5. Create .env file from .exampleEnv


6. Add username in ``.env``
   ```bash
    # .env file
    USERS_MUSTERMANN=mustermann 
   ```
7. Change username in ``main.py``
    ```python
   import os
   
    user_name = os.getenv('add_username')
   ```

8. Submit ``slurm job``
   ```bash
   sbatch <script name> or <path to script>
   ```

9. Check ``job status``
   ```bash
   squeue -u <user name>
   ```

### After first execution of the bash script!!!

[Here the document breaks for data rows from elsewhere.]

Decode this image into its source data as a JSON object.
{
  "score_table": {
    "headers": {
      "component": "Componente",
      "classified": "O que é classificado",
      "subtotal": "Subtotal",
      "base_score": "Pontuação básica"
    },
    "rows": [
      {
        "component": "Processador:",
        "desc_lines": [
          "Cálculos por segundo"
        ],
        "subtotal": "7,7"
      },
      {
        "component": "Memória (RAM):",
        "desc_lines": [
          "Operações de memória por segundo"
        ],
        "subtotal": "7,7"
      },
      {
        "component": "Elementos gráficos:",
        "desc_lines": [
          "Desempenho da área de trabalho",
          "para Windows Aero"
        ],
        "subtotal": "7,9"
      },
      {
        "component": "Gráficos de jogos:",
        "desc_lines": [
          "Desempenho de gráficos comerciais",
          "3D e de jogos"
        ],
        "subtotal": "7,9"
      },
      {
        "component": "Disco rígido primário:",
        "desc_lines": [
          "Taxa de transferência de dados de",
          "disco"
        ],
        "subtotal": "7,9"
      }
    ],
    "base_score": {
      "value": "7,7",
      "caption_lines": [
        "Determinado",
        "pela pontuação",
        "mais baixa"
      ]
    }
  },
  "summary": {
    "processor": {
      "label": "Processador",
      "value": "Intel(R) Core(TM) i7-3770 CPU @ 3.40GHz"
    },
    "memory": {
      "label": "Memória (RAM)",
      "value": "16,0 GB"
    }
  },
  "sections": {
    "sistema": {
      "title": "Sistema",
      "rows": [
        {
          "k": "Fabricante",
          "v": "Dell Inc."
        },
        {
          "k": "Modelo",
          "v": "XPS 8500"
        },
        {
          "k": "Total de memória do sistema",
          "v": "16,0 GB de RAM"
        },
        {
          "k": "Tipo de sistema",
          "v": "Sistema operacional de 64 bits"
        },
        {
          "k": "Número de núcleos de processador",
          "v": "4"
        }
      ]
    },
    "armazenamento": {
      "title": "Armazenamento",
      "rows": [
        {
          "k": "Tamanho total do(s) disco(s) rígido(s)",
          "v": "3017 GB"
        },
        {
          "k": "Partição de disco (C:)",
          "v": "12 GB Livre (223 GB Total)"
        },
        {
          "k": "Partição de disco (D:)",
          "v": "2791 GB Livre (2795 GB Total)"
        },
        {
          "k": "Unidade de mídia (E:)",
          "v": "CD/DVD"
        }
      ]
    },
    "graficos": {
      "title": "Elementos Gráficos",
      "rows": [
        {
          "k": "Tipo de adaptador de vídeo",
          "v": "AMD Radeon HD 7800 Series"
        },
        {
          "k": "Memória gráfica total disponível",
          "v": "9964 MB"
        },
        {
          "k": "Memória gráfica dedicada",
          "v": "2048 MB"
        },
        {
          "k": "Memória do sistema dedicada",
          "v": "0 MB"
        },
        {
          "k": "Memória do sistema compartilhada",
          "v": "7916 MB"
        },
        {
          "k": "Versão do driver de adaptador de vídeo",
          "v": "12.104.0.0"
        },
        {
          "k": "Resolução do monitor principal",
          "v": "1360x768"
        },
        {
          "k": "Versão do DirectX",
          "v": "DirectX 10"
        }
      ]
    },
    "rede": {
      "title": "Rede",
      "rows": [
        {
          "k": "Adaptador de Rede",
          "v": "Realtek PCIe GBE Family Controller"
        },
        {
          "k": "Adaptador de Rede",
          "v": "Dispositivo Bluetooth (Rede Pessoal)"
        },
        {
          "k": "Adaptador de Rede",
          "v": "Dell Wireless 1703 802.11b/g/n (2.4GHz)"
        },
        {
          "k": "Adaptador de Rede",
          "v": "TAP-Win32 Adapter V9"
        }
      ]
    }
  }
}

All dependencies are installed --> `comment out`
```bash
   module load python
   #rm -rf /scratch/users/<insert_username>/
   #python -m venv /scratch/users/<insert_username>/env
   source /scratch/users/<insert_username>/env/bin/activate
   #pip install transformers -U
   #pip install frontend
   #pip install pymupdf
   #pip install -r requirements.txt
   #pip install pytesseract opencv-python langchain tiktoken requests pathlib Pillow
   #pip install torch torchvision torchaudio transformers einops accelerate bitsandbytes sentence_transformers xformers chromadb
   python <insert_path_to_main.py>
```

## Useful slurm commands

* ``Submit`` slurm job
    ```bash
      sbatch <script name> # e.g. llmgpu.sh
   ```
* ``Check`` job status
   ```bash
      squeue -u <user name>
   ```
* ``Get`` estimated ``start time`` of the job 
   ```bash
         squeue -u <user name> --start
   ```
* ``Cancel`` job
   ```bash
         scancel <job id>
   ```

## Further information

see [Using the GWDG Scientific Compute Cluster](https://docs.gwdg.de/lib/exe/fetch.php?media=en:services:application_services:high_performance_computing:courses:parallelkurs.pdf) for more

## License

This project is licensed under the MIT License.